# I am so Noobish!



## bigfishy (Jun 19, 2009)

Just got a copy of Windows Vista Ultimate! Everything seems so complicated! Its so different from XP professional! I am lost within the programs!!!!  

 

Since its my first day to use Window Vista, is there a button to press to make the system stop asking for your approval (its annoying), if installing, downloading or just running program???


----------



## hojimoe (Mar 7, 2008)

uninstall it and put Xp back, that's the answer LOL


----------



## ameekplec. (May 1, 2008)

+1.

It's great cause it's so pretty. 

After that, no so much.


----------



## KnaveTO (May 13, 2007)

I hate to say it... but you should have waited till next week... Windows 7 will be launched and supposedly it is much more stable and isn't as much of a memory hog


----------



## AquaNeko (Jul 26, 2009)

Oh god... not Vista again.    

I had a pain of a time trying to get that to network on a clients office. I mean I went as far as retesting the lines in the server room, wall plug, putting the machine on the admin jack by the patch panel. Never had any trouble setting up a network on Win95/98/2K/XP before till the client got that Acer with Vista Home. Worst off.... I come from the days when M$ would give you a grace call if you had a legit copy of M$ on a system that was purchased but never used that single call before. Well not in this case M$ wanted ~$150 for the call. 

Odd thing was when I took the computer home and put it on my network (running MSHOME & WORKGROUPS with MAC & PC's) I saw all my computers and the Mac at the time show up. It boggled the mind why it did not work at the clients place. Client was on WORKGROUPS. Heck I even picked Futureshop and BestBuy's techcrew and they all came up stumped even after checking everything, M$ XP/Vista compatibility downloads and even cutting new patch cable and such. Wierd as heck. The client ended up returning the computer to go back to WinXP. 

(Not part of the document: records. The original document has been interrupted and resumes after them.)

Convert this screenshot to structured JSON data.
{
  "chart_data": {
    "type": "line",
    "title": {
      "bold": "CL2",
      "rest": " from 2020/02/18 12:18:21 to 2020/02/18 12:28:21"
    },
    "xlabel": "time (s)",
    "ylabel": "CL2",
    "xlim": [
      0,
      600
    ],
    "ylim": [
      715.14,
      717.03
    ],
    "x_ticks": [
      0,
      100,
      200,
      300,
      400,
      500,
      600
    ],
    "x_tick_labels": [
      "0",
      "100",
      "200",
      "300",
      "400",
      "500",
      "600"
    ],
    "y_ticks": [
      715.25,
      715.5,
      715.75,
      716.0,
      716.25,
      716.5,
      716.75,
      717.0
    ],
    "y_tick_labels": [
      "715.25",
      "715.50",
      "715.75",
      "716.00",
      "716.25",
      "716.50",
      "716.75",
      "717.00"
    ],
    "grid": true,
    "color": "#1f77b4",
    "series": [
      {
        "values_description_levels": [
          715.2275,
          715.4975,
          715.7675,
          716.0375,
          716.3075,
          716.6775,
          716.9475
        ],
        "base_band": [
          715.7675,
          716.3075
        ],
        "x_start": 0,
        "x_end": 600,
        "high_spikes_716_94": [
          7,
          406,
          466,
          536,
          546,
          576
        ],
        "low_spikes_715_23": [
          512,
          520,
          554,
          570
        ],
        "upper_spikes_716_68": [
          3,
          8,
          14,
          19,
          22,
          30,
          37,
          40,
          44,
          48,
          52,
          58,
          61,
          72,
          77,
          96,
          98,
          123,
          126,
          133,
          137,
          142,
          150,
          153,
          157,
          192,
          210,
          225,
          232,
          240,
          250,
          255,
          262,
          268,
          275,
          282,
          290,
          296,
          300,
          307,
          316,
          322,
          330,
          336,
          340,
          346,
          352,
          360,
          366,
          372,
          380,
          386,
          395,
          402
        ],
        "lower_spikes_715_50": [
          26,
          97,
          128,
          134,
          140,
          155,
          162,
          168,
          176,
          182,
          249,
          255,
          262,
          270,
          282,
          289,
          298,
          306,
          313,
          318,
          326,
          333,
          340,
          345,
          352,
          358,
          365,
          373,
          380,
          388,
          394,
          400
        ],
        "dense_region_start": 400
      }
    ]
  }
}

Now I've heard that Vista has compatibility issues with a lot of things before but I figured by now hopefully it would have been resolved. I can't wait for Win7 to try that out with it's integrated WinXP in it. I've heard good things from people already running Win7 for a month or two already using RC/Beta.


----------



## bigfishy (Jun 19, 2009)

hojimoe said:


> uninstall it and put Xp back, that's the answer LOL


I can't, because the xp pro is not legit! I got the cd key and everything! but somehow Microsoft detected as pirate! 





ameekplec. said:


> +1.
> 
> It's great cause it's so pretty.
> 
> After that, no so much.


first 64 bits system! YAY  I can finally see my ram go over 4gb 



KnaveTO said:


> I hate to say it... but you should have waited till next week... Windows 7 will be launched and supposedly it is much more stable and isn't as much of a memory hog


It will cost me $60 + $150 more for window 7 BUT its oem, which sticks to your motherboard and it's not transferrable! >.<;;

its Oct 22, 2009, but you can always get one ahead of time thru connection! 

I got my fallout3 the game, 2 days before they were being sold at the store!


----------



## Chris S (Dec 19, 2007)

bigfishy said:


> Since its my first day to use Window Vista, is there a button to press to make the system stop asking for your approval (its annoying), if installing, downloading or just running program???


Control Panel --> Security Center --> Turn User Account Control Off

Should get rid of those annoying messages.


----------



## aeri (Sep 9, 2007)

http://www.cracked.com/blog/using-windows-7-may-lead-to-murder/


----------



## Chris S (Dec 19, 2007)

aeri said:


> http://www.cracked.com/blog/using-windows-7-may-lead-to-murder/


lol!

My fav (and sorry for the language): "I chose to install all the options, including something called Microsoft Fax, simply because it sounded fucking amazing."


----------



## bigfishy (Jun 19, 2009)

Just to let you all know, I didn't spend / waste any money on the Vista Ultimate, its a FREE copy from work! (Retail)

so... if I want to upgrade it to window 7, I'd just have to pay for the upgrading fee or what's window 7 is going to be charge for!


----------



## bigfishy (Jun 19, 2009)

aeri said:


> http://www.cracked.com/blog/using-windows-7-may-lead-to-murder/


Nice joke!  He shouldve change that window 95 manual into window 7



and...

if vista loves to eat RAM.. I got 8gb! It can EAT all he want!


----------



## AquaNeko (Jul 26, 2009)

Anyone happen to have the download file handy? M$ is still giving out legit keys till Oct 21/2009 for Win7 RC.

http://www.microsoft.com/windows/windows-7/get/download.aspx


----------



## gucci17 (Oct 11, 2007)

aeri said:


> http://www.cracked.com/blog/using-windows-7-may-lead-to-murder/


lol thanks for the laugh


----------